Dr. Markus Fischer, Merck Sigma Aldrich Production GmbH

Lecture Topic: Development of green industrial processes

Markus Fischer received his diploma in chemistry from the Ludwig-Maximilians-University Munich under the supervision of Prof. Dr. Paul Knochel. His doctoral studies focused on the development of light-harvesting materials for organic solar cells. He received his PhD from the University of Ulm under the mentorship of Prof. Dr. Peter Bäuerle.
After a research internship with Prof. Andrew Holmes at the Bio21 Institute in Melbourne, he started his career at Evonik industries in process development. Since 2011, he is working for Merck KGaA. After management positions in process development and production in Darmstadt, Germany, he is now head of process development and process safety at the Buchs site in Switzerland.
The main task of the department is the portfolio management of about 5.000 production processes and the development of novel, robust and cost effective processes for external customers and in-house products, mainly for the regulated market.
https://www.sigmaaldrich.com/switzerland-schweiz.html

Dr. Audrey Langlois, Novartis

Lecture Title: Application of Pd-catalyzed transformations in the manufacture of LSZ102, a selective estrogen receptor degrader

Audrey Langlois obtained her PhD in organic chemistry from the University of Geneva (Switzerland), where she worked on asymmetric catalysis in the group of Prof. E. Peter Kündig. In 2012, she moved to Harvard University (Cambridge, USA) to perform her post-doctoral studies in the group of Prof. Andy G. Myers, working on the design of a fully-synthetic route to macrolide antibiotics. Audrey returned to Switzerland in 2013 to start her career as a process chemist. First, at SpiroChem, an ETH-Zürich spin-off and since 2014 at Novartis within the Chemical and Analytical Development department. Over the past years, Audrey has supported several drug development projects, ranging from classical small molecules to new chemical modalities.
https://www.novartis.com

 

 

 Dr. Lucie Lovelle, Novartis

Lecture Title: The Development Journey of the Bruton’s Tyrosine Kinase Inhibitor LOU064 (remibrutinib)
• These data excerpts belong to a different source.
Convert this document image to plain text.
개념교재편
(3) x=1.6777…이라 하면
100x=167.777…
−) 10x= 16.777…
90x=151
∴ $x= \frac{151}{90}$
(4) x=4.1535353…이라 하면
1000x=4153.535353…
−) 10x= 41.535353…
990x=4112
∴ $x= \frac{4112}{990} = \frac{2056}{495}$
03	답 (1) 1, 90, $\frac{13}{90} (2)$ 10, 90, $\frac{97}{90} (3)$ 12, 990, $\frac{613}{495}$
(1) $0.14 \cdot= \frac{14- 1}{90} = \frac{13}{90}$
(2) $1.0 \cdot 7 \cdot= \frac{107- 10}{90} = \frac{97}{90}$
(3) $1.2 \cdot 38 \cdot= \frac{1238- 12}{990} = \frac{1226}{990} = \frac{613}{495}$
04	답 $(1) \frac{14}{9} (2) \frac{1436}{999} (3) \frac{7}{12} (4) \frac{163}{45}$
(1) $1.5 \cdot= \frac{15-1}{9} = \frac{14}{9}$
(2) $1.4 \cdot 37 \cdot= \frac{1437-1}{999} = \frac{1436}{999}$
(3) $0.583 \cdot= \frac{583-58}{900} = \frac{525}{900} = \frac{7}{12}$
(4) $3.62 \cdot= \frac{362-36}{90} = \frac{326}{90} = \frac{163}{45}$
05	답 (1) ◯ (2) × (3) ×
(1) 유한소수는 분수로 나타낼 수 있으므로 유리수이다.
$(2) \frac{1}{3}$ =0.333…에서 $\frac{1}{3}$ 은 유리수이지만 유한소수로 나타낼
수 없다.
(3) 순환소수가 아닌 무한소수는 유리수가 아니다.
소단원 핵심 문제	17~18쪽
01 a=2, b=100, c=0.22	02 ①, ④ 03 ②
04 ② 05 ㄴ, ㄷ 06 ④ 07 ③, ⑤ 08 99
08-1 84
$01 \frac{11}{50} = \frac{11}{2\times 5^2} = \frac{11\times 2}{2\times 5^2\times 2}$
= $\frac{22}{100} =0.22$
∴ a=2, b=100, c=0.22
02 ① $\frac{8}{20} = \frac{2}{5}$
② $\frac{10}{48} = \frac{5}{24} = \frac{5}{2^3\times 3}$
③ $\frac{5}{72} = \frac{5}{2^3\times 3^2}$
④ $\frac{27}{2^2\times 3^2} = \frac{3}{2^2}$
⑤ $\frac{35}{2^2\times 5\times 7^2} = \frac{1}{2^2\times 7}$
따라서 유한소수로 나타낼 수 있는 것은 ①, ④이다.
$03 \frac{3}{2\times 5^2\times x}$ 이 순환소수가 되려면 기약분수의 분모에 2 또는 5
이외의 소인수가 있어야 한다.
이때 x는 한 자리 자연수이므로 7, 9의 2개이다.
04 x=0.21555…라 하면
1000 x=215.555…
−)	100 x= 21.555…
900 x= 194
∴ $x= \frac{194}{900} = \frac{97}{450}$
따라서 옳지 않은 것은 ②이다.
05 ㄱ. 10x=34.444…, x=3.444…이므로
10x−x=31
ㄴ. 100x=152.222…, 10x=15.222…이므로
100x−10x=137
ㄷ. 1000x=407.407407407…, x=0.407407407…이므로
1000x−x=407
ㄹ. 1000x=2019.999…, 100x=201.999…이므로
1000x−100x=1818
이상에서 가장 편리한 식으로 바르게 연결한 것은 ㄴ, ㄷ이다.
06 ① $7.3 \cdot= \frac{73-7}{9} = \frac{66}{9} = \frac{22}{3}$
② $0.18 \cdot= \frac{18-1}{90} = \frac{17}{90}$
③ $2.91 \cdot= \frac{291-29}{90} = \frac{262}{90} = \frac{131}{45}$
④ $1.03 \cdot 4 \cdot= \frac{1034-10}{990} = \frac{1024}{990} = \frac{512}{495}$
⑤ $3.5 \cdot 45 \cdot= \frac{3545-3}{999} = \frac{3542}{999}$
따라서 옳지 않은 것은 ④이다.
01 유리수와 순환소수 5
Lucie Lovelle is a Fellow in the Chemical and Analytical Development organization of Novartis. Lucie earned her PhD in Organic Chemistry from the University of Montreal (Canada), where she worked, under the supervision of Prof. André B. Charette, on the diastereo- and enantioselective synthesis of 1,2,3-trisubstituted cyclopropanes. In 2010, she moved to ETH Zürich (Switzerland) to complete her post-doctoral studies in the group of Prof. Ryan Gilmour, leveraging from the gauche effect to design and synthesize various fluorinated organocatalysts. Lucie was recruited a year later by Janssen, pharmaceutical companies of Johnson & Johnson (Schaffhausen, Switzerland) to work on, among other projects, the development of bedaquiline, an approved marketed drug to treat multi-drug-resistant tuberculosis (MDR-TB). Since 2015, Lucie is working at Novartis in process research & development for drug candidates across indications and phases of clinical development.